I can completely understand the overwhelming relief in cancelling plans. Oh my lordy that is like crack to a whore for me. Does that make me flaky? A little, yes. Does it keep me from pushing myself to a place where I unintentionally injure myself during a panic attack? Hell yes. So I cancel plans to events all the time. But not if it will inconvenience people. If it is a large party, I will cancel the hell out of that shit and be honest in saying that I just can’t do that. I wanted to. I tried. I’ll try again next time. Thank you for thinking of me and inviting me. Please continue to invite me because one day I will be well enough to come. And on that day we will celebrate the hell out of that occasion together. There will be many drinks and much whooping. Can we have a coffee together soon because I adore you and value your friendship.
But if someone has made an effort for just me and my family or a small gathering, I’m going to go regardless of how much I want to hide at the back of my closet and pretend the world doesn’t exist.
That is where self care and self-compassion come in. I don’t take baths, to me that is like creating a stew of your own filth. Not at all relaxing. But I look at my situation and consider it from the perspective that it is happening to someone else. What kind of compassion would I show another person going through the same intense emotional crisis as me? How would I assist them to get through this moment and take care of themselves? After all, I am as important as everyone else in this world. No, that doesn’t entitle me to be a “golden anxiety flower that everyone else has to deal with”, however it does entitle me to the same respect, understanding and compassion that I would show everyone else.
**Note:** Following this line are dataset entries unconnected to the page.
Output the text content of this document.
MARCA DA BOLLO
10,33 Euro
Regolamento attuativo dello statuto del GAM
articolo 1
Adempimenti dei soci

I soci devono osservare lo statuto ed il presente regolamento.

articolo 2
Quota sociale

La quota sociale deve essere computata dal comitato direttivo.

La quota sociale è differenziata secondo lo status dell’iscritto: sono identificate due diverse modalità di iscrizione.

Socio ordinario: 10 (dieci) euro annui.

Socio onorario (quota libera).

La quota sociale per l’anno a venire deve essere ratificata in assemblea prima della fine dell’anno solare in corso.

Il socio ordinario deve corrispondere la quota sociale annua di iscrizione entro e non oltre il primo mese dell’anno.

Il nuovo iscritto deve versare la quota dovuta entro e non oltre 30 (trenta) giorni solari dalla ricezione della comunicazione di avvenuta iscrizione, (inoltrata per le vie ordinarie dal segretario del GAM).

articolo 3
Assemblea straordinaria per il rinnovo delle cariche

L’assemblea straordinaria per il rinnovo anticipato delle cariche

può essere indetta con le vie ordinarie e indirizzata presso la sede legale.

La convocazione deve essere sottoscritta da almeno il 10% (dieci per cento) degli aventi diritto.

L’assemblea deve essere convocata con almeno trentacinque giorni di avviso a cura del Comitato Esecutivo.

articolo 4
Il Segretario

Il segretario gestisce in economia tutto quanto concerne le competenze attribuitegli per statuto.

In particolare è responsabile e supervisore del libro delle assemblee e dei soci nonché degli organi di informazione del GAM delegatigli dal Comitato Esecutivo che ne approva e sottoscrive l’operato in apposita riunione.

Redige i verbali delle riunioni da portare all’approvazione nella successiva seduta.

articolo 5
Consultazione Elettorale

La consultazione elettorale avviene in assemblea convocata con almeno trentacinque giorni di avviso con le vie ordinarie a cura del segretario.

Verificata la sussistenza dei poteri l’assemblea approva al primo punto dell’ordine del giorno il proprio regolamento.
I see what the author of the piece is trying to do and say and I applaud the desire to share what she has learned to help other people the same diagnosis, however it is my own opinion that it is irresponsible and injurious to go about it in this way.
So no, my anxiety isn’t an excuse to be an asshole. But neither is the ability to put my digits on a keypad and mash out an invective against other people’s coping strategies or misguided advice. Perhaps if a person transitions from treating family and friends poorly to treating strangers on the internet poorly then it isn’t the anxiety that was the common denominator in acting like an asshole.
With actual credentials.
That have fancy certificates.
Diploma of Counselling.
Diploma of Child, Youth and Family Intervention.
Diploma of Community Services Work.
Lots of professional development in mental health.
But mainly from my experience with mental illness, raising a child with a mental illness and not being an asshole. Except for in the last sentence of this article. That was a pretty dick move, but well worth thinking about.
¹Van Dam, Sheppard, Forsyth and Earleywine
‘Self-compassion is a better predictor than mindfulness of symptom severity and quality of life in mixed anxiety and depression’
Journal of Anxiety Disorders, 2011-01-01, Volume 25, Issue 1, Pages 123-130, accessed 30/8/16
²Nepon, Belik, Bolton and Sareen.
‘The Relationship Between Anxiety Disorders and Suicide Attempts: Findings from the National Epidemiologic Survey on Alcohol and Related Conditions.’